Gastronomy for a hard day’s work since 2004, I have visited several construction sites
in São Paulo. When I arrive, I ask the workers for their permission to photograph their “marmitas” (packed lunches.) Even though they’re hungry, most of them patiently give
me their permission.
It’s lunch time and, as is the custom in Brazil, each worker has left his home very early in the morning carrying his marmita.
Generally, these meals are prepared by mothers or wives.
Let ́s supose that, by getting up at the crack of dawn to prepare this meal, these women establish a very special communication with the other. An affective and effective nurturing.
It’s common knowledge that these packed lunches all carry rice and black beans at the bottom, even if you can’t see them. On top of this base, there is a “hierarchy of sustenance” to be added, in other words, a hierarchy of proteins.
When a worker opens his marmita before the group and shows that he brought meat, that means his financial situation is very good.
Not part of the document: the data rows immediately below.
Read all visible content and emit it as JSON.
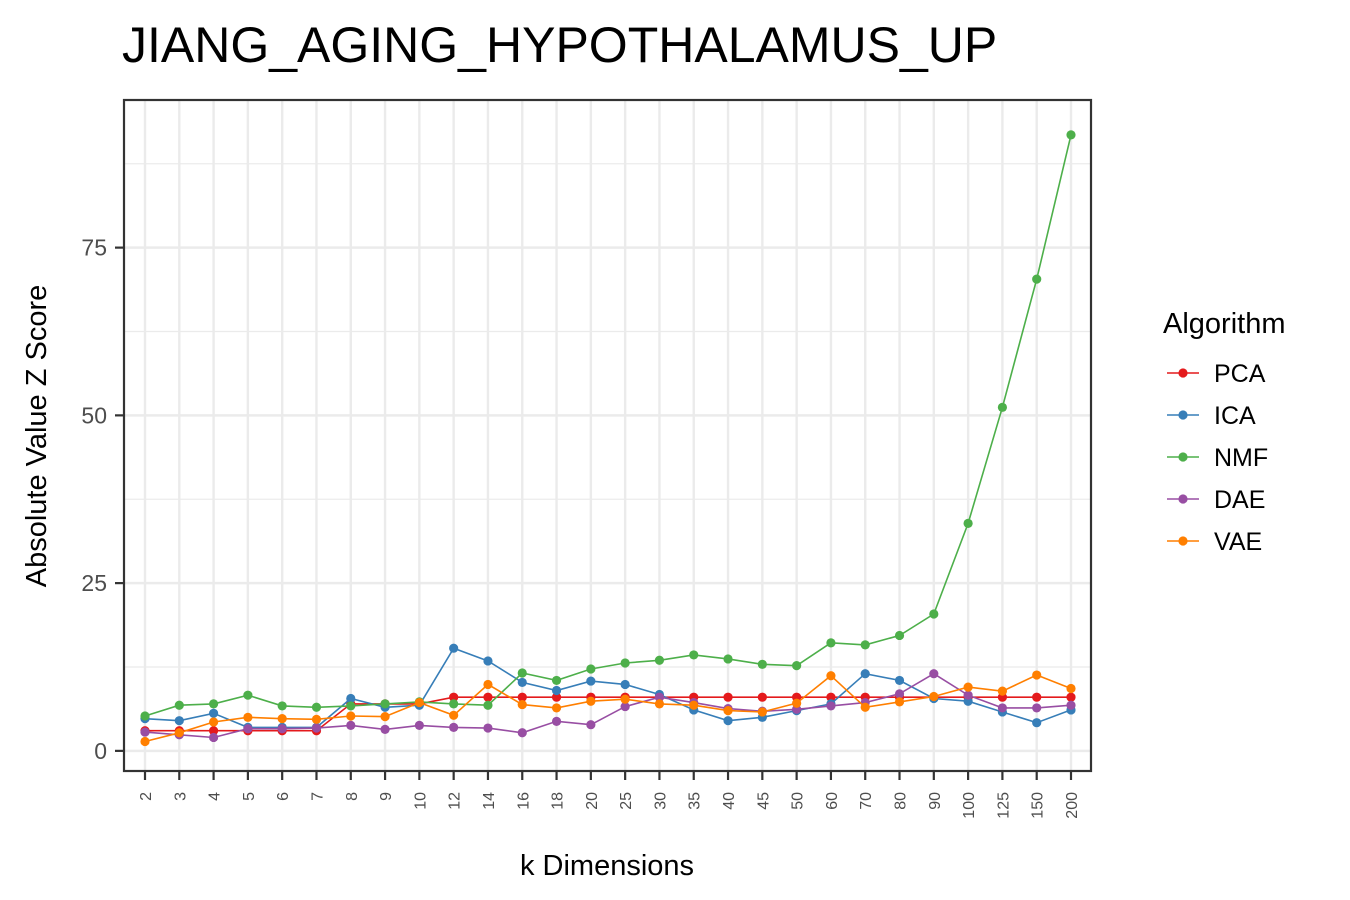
{
  "chart_data": {
    "type": "line",
    "title": "JIANG_AGING_HYPOTHALAMUS_UP",
    "xlabel": "k Dimensions",
    "ylabel": "Absolute Value Z Score",
    "categories": [
      "2",
      "3",
      "4",
      "5",
      "6",
      "7",
      "8",
      "9",
      "10",
      "12",
      "14",
      "16",
      "18",
      "20",
      "25",
      "30",
      "35",
      "40",
      "45",
      "50",
      "60",
      "70",
      "80",
      "90",
      "100",
      "125",
      "150",
      "200"
    ],
    "ylim": [
      -3,
      97
    ],
    "yticks": [
      0,
      25,
      50,
      75
    ],
    "grid": true,
    "legend": {
      "title": "Algorithm",
      "position": "right"
    },
    "series": [
      {
        "name": "PCA",
        "color": "#e41a1c",
        "values": [
          3,
          3,
          3,
          3,
          3,
          3,
          7,
          7,
          7,
          8,
          8,
          8,
          8,
          8,
          8,
          8,
          8,
          8,
          8,
          8,
          8,
          8,
          8,
          8,
          8,
          8,
          8,
          8
        ]
      },
      {
        "name": "ICA",
        "color": "#377eb8",
        "values": [
          4.8,
          4.5,
          5.6,
          3.5,
          3.5,
          3.5,
          7.8,
          6.5,
          6.8,
          15.3,
          13.4,
          10.2,
          9.0,
          10.4,
          9.9,
          8.4,
          6.1,
          4.5,
          5.0,
          6.0,
          7.0,
          11.5,
          10.5,
          7.8,
          7.4,
          5.8,
          4.2,
          6.1
        ]
      },
      {
        "name": "NMF",
        "color": "#4daf4a",
        "values": [
          5.2,
          6.8,
          7.0,
          8.3,
          6.7,
          6.5,
          6.7,
          7.0,
          7.3,
          7.0,
          6.8,
          11.6,
          10.5,
          12.2,
          13.1,
          13.5,
          14.3,
          13.7,
          12.9,
          12.7,
          16.1,
          15.8,
          17.2,
          20.4,
          33.9,
          51.2,
          70.3,
          91.8
        ]
      },
      {
        "name": "DAE",
        "color": "#984ea3",
        "values": [
          2.8,
          2.4,
          2.0,
          3.3,
          3.3,
          3.4,
          3.8,
          3.2,
          3.8,
          3.5,
          3.4,
          2.7,
          4.4,
          3.9,
          6.6,
          8.0,
          7.2,
          6.3,
          5.9,
          6.2,
          6.7,
          7.2,
          8.5,
          11.5,
          8.3,
          6.4,
          6.4,
          6.8
        ]
      },
      {
        "name": "VAE",
        "color": "#ff7f00",
        "values": [
          1.4,
          2.7,
          4.3,
          5.0,
          4.8,
          4.7,
          5.2,
          5.1,
          7.2,
          5.3,
          9.9,
          6.9,
          6.4,
          7.4,
          7.7,
          7.0,
          6.8,
          6.0,
          5.8,
          7.1,
          11.2,
          6.5,
          7.3,
          8.1,
          9.5,
          8.9,
          11.3,
          9.3
        ]
      }
    ]
  }
}
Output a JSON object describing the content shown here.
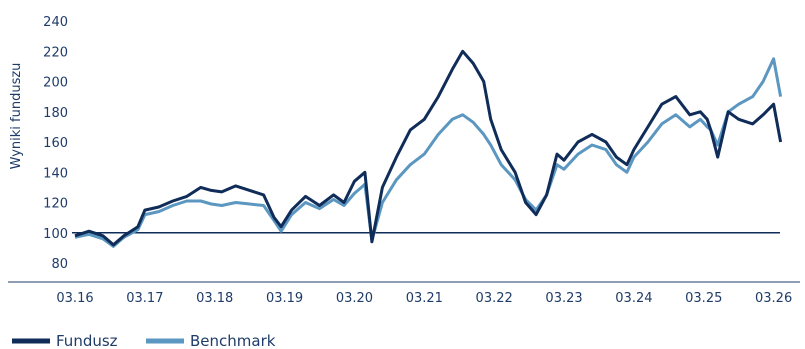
{
  "chart_data": {
    "type": "line",
    "ylabel": "Wyniki funduszu",
    "ylim": [
      80,
      240
    ],
    "yticks": [
      80,
      100,
      120,
      140,
      160,
      180,
      200,
      220,
      240
    ],
    "x_ticks": [
      "03.16",
      "03.17",
      "03.18",
      "03.19",
      "03.20",
      "03.21",
      "03.22",
      "03.23",
      "03.24",
      "03.25",
      "03.26"
    ],
    "x_range": [
      2016.0,
      2026.12
    ],
    "reference_line": 100,
    "grid": false,
    "legend_position": "bottom-left",
    "series": [
      {
        "name": "Fundusz",
        "color": "#102c59",
        "x": [
          2016.0,
          2016.2,
          2016.4,
          2016.55,
          2016.7,
          2016.9,
          2017.0,
          2017.2,
          2017.4,
          2017.6,
          2017.8,
          2017.95,
          2018.1,
          2018.3,
          2018.5,
          2018.7,
          2018.85,
          2018.95,
          2019.1,
          2019.3,
          2019.5,
          2019.7,
          2019.85,
          2020.0,
          2020.1,
          2020.15,
          2020.25,
          2020.4,
          2020.6,
          2020.8,
          2021.0,
          2021.2,
          2021.4,
          2021.55,
          2021.7,
          2021.85,
          2021.95,
          2022.1,
          2022.3,
          2022.45,
          2022.6,
          2022.75,
          2022.9,
          2023.0,
          2023.2,
          2023.4,
          2023.6,
          2023.75,
          2023.9,
          2024.0,
          2024.2,
          2024.4,
          2024.6,
          2024.8,
          2024.95,
          2025.05,
          2025.1,
          2025.2,
          2025.35,
          2025.5,
          2025.7,
          2025.85,
          2026.0,
          2026.1
        ],
        "values": [
          98,
          101,
          98,
          92,
          98,
          104,
          115,
          117,
          121,
          124,
          130,
          128,
          127,
          131,
          128,
          125,
          110,
          104,
          115,
          124,
          118,
          125,
          120,
          134,
          138,
          140,
          94,
          130,
          150,
          168,
          175,
          190,
          208,
          220,
          212,
          200,
          175,
          155,
          140,
          120,
          112,
          125,
          152,
          148,
          160,
          165,
          160,
          150,
          145,
          155,
          170,
          185,
          190,
          178,
          180,
          175,
          168,
          150,
          180,
          175,
          172,
          178,
          185,
          160
        ]
      },
      {
        "name": "Benchmark",
        "color": "#5b97c0",
        "x": [
          2016.0,
          2016.2,
          2016.4,
          2016.55,
          2016.7,
          2016.9,
          2017.0,
          2017.2,
          2017.4,
          2017.6,
          2017.8,
          2017.95,
          2018.1,
          2018.3,
          2018.5,
          2018.7,
          2018.85,
          2018.95,
          2019.1,
          2019.3,
          2019.5,
          2019.7,
          2019.85,
          2020.0,
          2020.1,
          2020.15,
          2020.25,
          2020.4,
          2020.6,
          2020.8,
          2021.0,
          2021.2,
          2021.4,
          2021.55,
          2021.7,
          2021.85,
          2021.95,
          2022.1,
          2022.3,
          2022.45,
          2022.6,
          2022.75,
          2022.9,
          2023.0,
          2023.2,
          2023.4,
          2023.6,
          2023.75,
          2023.9,
          2024.0,
          2024.2,
          2024.4,
          2024.6,
          2024.8,
          2024.95,
          2025.05,
          2025.1,
          2025.2,
          2025.35,
          2025.5,
          2025.7,
          2025.85,
          2026.0,
          2026.1
        ],
        "values": [
          97,
          99,
          96,
          91,
          97,
          102,
          112,
          114,
          118,
          121,
          121,
          119,
          118,
          120,
          119,
          118,
          108,
          101,
          112,
          120,
          116,
          122,
          118,
          126,
          130,
          132,
          95,
          120,
          135,
          145,
          152,
          165,
          175,
          178,
          173,
          165,
          158,
          145,
          135,
          122,
          115,
          125,
          145,
          142,
          152,
          158,
          155,
          145,
          140,
          150,
          160,
          172,
          178,
          170,
          175,
          170,
          168,
          158,
          180,
          185,
          190,
          200,
          215,
          190
        ]
      }
    ]
  }
}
On the other hand, if he’s brought chicken giblets or pig entrails, his financial situation is merely alright.
However, if the worker’s brought fried eggs in his marmita, that means he is struggling to make ends meet.
In the assembling of each marmita is the expectation that this small container will satisfy the hunger of its owner. And it does.
In the assembling of each marmita is a bet on another day’s hard work.